Who? I hear the younger readers of this blog ask (I’ll come back to age, if I may, a bit later). Well Donn Byrne was an ELT writer and in two particular books Teaching Oral English and Teaching Writing Skills, he set a standard for writing about teaching methodology which it is hard to beat. You might not, now, agree with his way of doing things, his view of teaching, but his descriptions of pedagogic practices are clear, helpful and steeped in the reality of the classroom.
Does his death (or the other deaths we’ve heard about recently) change things or make way for the new as Steve Jobs suggested? Well that depends on whether the person who died was standing in the way of others, blocking their path. Perhaps, we might agree, older people should move aside, alive or dead, to make way for younger change agents. Because we do need agents like that – people who (like Bert Jansch for me) make us try a little bit harder, think a little bit more radically, try something new. And by the way, older people are pretty wary of youth in that sense, for as Gina Gershon says in the film Showgirls (no I haven’t seen it; I read this in a newspaper), “there’s always someone younger and hungrier coming down the stairs behind you!”.
So I wonder: does change have to come from young people? Or rather does it usually come from younger people? In a recent event at London’s Festival Hall 87-year-old ex US president Jimmy Carter was, by all accounts, on sparkling, energetic and intelligent form. Would he still be – is he – a change agent?
And who are the change agents for us anyway? The people we admire (why do we admire people?), the people we love? The prophets shining with zeal? People who tell us things which amaze and enthrall us? Or maybe the ones who get us all mad and disagreeing, challenge us, make us uncomfortable about things we thought we knew.

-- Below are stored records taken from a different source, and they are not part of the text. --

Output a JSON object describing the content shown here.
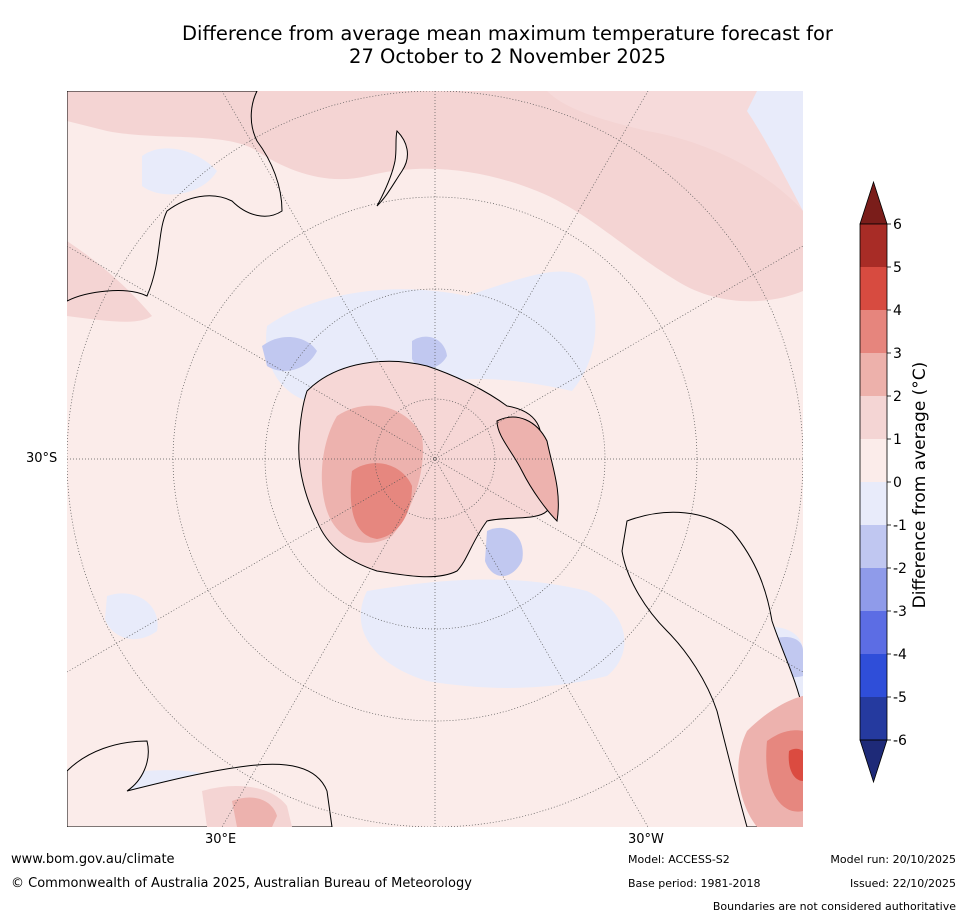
{
  "title_line1": "Difference from average mean maximum temperature forecast for",
  "title_line2": "27 October to 2 November 2025",
  "map": {
    "lat_label": "30°S",
    "lon_label_east": "30°E",
    "lon_label_west": "30°W",
    "colors": {
      "ocean_0_1": "#fbecea",
      "land_ice": "#f6d7d6",
      "c1_2": "#f4d4d3",
      "c2_3": "#edb2ae",
      "c3_4": "#e6877f",
      "cm1_0": "#e8ebfa",
      "cm2_m1": "#c1c8f0",
      "c4_5": "#db4b40"
    }
  },
  "colorbar": {
    "title": "Difference from average (°C)",
    "ticks": [
      "6",
      "5",
      "4",
      "3",
      "2",
      "1",
      "0",
      "-1",
      "-2",
      "-3",
      "-4",
      "-5",
      "-6"
    ],
    "colors": [
      "#a82c26",
      "#d74b40",
      "#e6857d",
      "#edb1ab",
      "#f4d5d4",
      "#fbecea",
      "#e8ebfa",
      "#c0c7f1",
      "#8f9bea",
      "#5c6de4",
      "#2f4ed9",
      "#253a9f"
    ],
    "over_color": "#7a1d1a",
    "under_color": "#1e2a78"
  },
  "footer": {
    "website": "www.bom.gov.au/climate",
    "copyright": "© Commonwealth of Australia 2025, Australian Bureau of Meteorology",
    "model": "Model: ACCESS-S2",
    "base_period": "Base period: 1981-2018",
    "model_run": "Model run: 20/10/2025",
    "issued": "Issued: 22/10/2025",
    "disclaimer": "Boundaries are not considered authoritative"
  }
}
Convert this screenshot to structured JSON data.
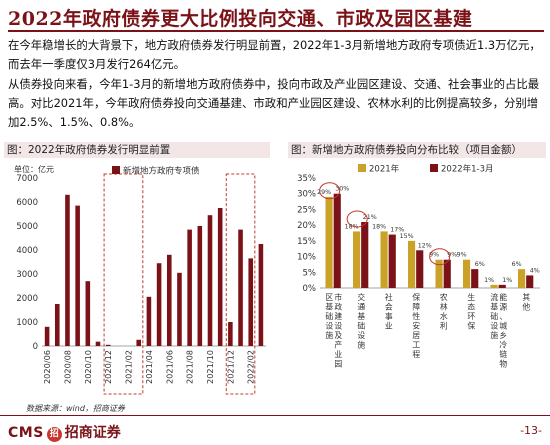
{
  "title": "2022年政府债券更大比例投向交通、市政及园区基建",
  "paragraphs": [
    "在今年稳增长的大背景下，地方政府债券发行明显前置，2022年1-3月新增地方政府专项债近1.3万亿元，而去年一季度仅3月发行264亿元。",
    "从债券投向来看，今年1-3月的新增地方政府债券中，投向市政及产业园区建设、交通、社会事业的占比最高。对比2021年，今年政府债券投向交通基建、市政和产业园区建设、农林水利的比例提高较多，分别增加2.5%、1.5%、0.8%。"
  ],
  "panels": {
    "left_title": "图：2022年政府债券发行明显前置",
    "right_title": "图：新增地方政府债券投向分布比较（项目金额）"
  },
  "source": "数据来源：wind，招商证券",
  "footer": {
    "brand": "CMS",
    "badge": "招",
    "brand_cn": "招商证券",
    "page": "-13-"
  },
  "colors": {
    "accent": "#7a1218",
    "bar_dark": "#7a1218",
    "bar_gold": "#c9a227",
    "highlight_box": "#c0392b"
  },
  "chart_data": [
    {
      "type": "bar",
      "title": "图：2022年政府债券发行明显前置",
      "ylabel": "单位：亿元",
      "ylim": [
        0,
        7000
      ],
      "yticks": [
        0,
        1000,
        2000,
        3000,
        4000,
        5000,
        6000,
        7000
      ],
      "categories": [
        "2020/06",
        "2020/07",
        "2020/08",
        "2020/09",
        "2020/10",
        "2020/11",
        "2020/12",
        "2021/01",
        "2021/02",
        "2021/03",
        "2021/04",
        "2021/05",
        "2021/06",
        "2021/07",
        "2021/08",
        "2021/09",
        "2021/10",
        "2021/11",
        "2021/12",
        "2022/01",
        "2022/02",
        "2022/03"
      ],
      "x_tick_labels": [
        "2020/06",
        "2020/08",
        "2020/10",
        "2020/12",
        "2021/02",
        "2021/04",
        "2021/06",
        "2021/08",
        "2021/10",
        "2021/12",
        "2022/02"
      ],
      "series": [
        {
          "name": "新增地方政府专项债",
          "values": [
            800,
            1750,
            6300,
            5850,
            2700,
            180,
            50,
            0,
            0,
            260,
            2050,
            3450,
            3800,
            3050,
            4850,
            5000,
            5450,
            5750,
            1000,
            4850,
            3650,
            4250
          ]
        }
      ],
      "highlight_ranges": [
        [
          6,
          9
        ],
        [
          18,
          20
        ]
      ]
    },
    {
      "type": "bar",
      "title": "图：新增地方政府债券投向分布比较（项目金额）",
      "ylim": [
        0,
        35
      ],
      "ytick_labels": [
        "0%",
        "5%",
        "10%",
        "15%",
        "20%",
        "25%",
        "30%",
        "35%"
      ],
      "yticks": [
        0,
        5,
        10,
        15,
        20,
        25,
        30,
        35
      ],
      "categories": [
        "市政建设及产业园区基础设施",
        "交通基础设施",
        "社会事业",
        "保障性安居工程",
        "农林水利",
        "生态环保",
        "能源、城乡冷链物流基础设施",
        "其他"
      ],
      "category_labels": [
        "市政建设及产业园区基础设施",
        "交通基础设施",
        "社会事业",
        "保障性安居工程",
        "农林水利",
        "生态环保",
        "能源、城乡冷链物流基础设施",
        "其他"
      ],
      "series": [
        {
          "name": "2021年",
          "values": [
            29,
            18,
            18,
            15,
            9,
            9,
            1,
            6
          ]
        },
        {
          "name": "2022年1-3月",
          "values": [
            30,
            21,
            17,
            12,
            9,
            6,
            1,
            4
          ]
        }
      ],
      "data_labels": [
        [
          "29%",
          "18%",
          "18%",
          "15%",
          "9%",
          "9%",
          "1%",
          "6%"
        ],
        [
          "30%",
          "21%",
          "17%",
          "12%",
          "9%",
          "6%",
          "1%",
          "4%"
        ]
      ],
      "circled_categories": [
        "市政建设及产业园区基础设施",
        "交通基础设施",
        "农林水利"
      ]
    }
  ]
}
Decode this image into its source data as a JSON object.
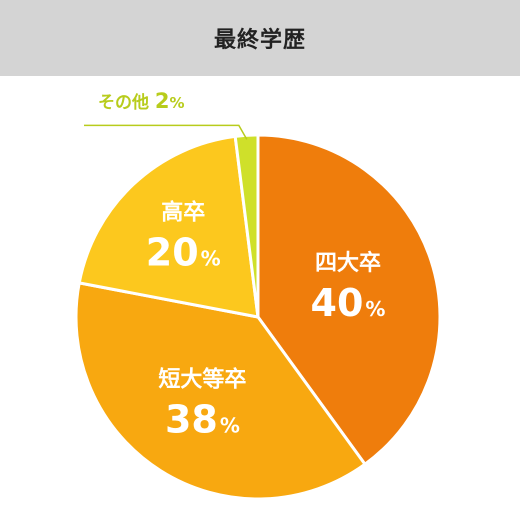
{
  "header": {
    "title": "最終学歴"
  },
  "chart_data": {
    "type": "pie",
    "title": "最終学歴",
    "unit": "%",
    "slices": [
      {
        "label": "四大卒",
        "value": 40,
        "color": "#ef7d0c"
      },
      {
        "label": "短大等卒",
        "value": 38,
        "color": "#f8a810"
      },
      {
        "label": "高卒",
        "value": 20,
        "color": "#fcc81e"
      },
      {
        "label": "その他",
        "value": 2,
        "color": "#cfe02a"
      }
    ],
    "other_label_color": "#b8cc1c"
  }
}
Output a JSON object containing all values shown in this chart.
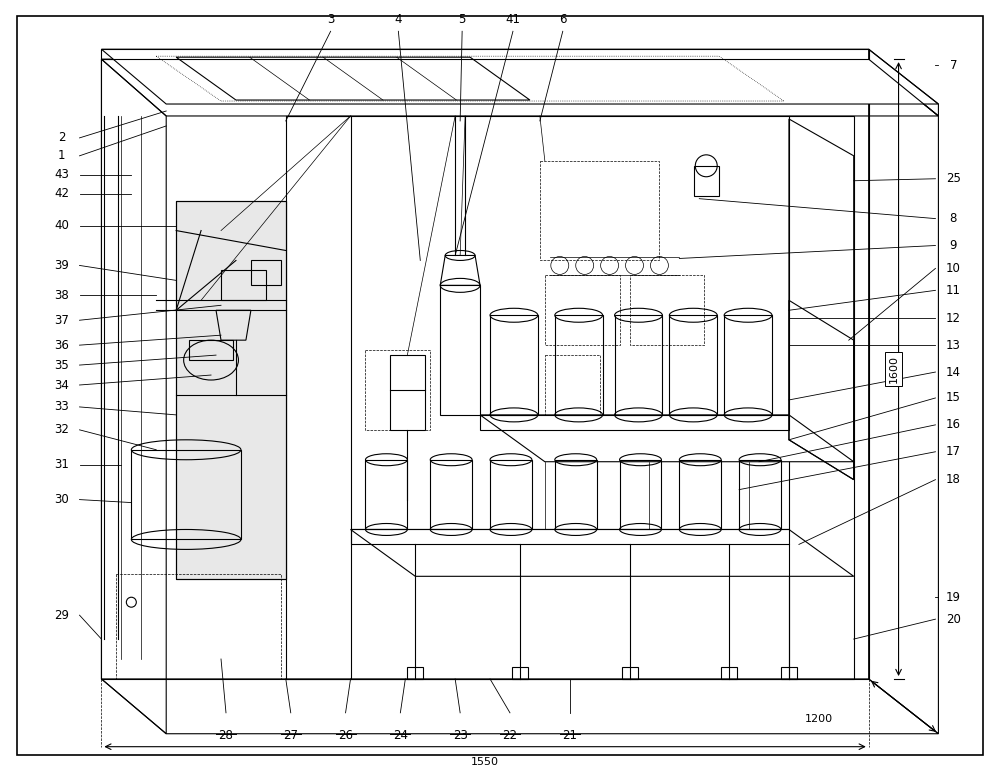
{
  "fig_width": 10.0,
  "fig_height": 7.71,
  "dpi": 100,
  "bg_color": "#ffffff",
  "lc": "#000000",
  "lw": 0.8,
  "tlw": 0.5,
  "fs": 8.5,
  "fs_dim": 8
}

I think (despite, myself, being a slave, in his lifetime, to Steve Jobs and everything he made – and he saw that is was good!), that he may not be right. Death is not necessarily a great change agent except in the sense that it creates space for the people still alive – and can make us very very sad. Change agents are the living, maybe young, possibly old, maybe inspirational, maybe convincing by example, maybe just plain ‘God how can she/he say things like that, I mean it’s just WRONG….isn’t it?!!!!
In my case, thinking back over the years, I’ve been entranced, provoked and enriched by change agents in folk clubs, concert halls, books, classrooms and even conferences, but I’m not sure that I can describe what a typical change agent is.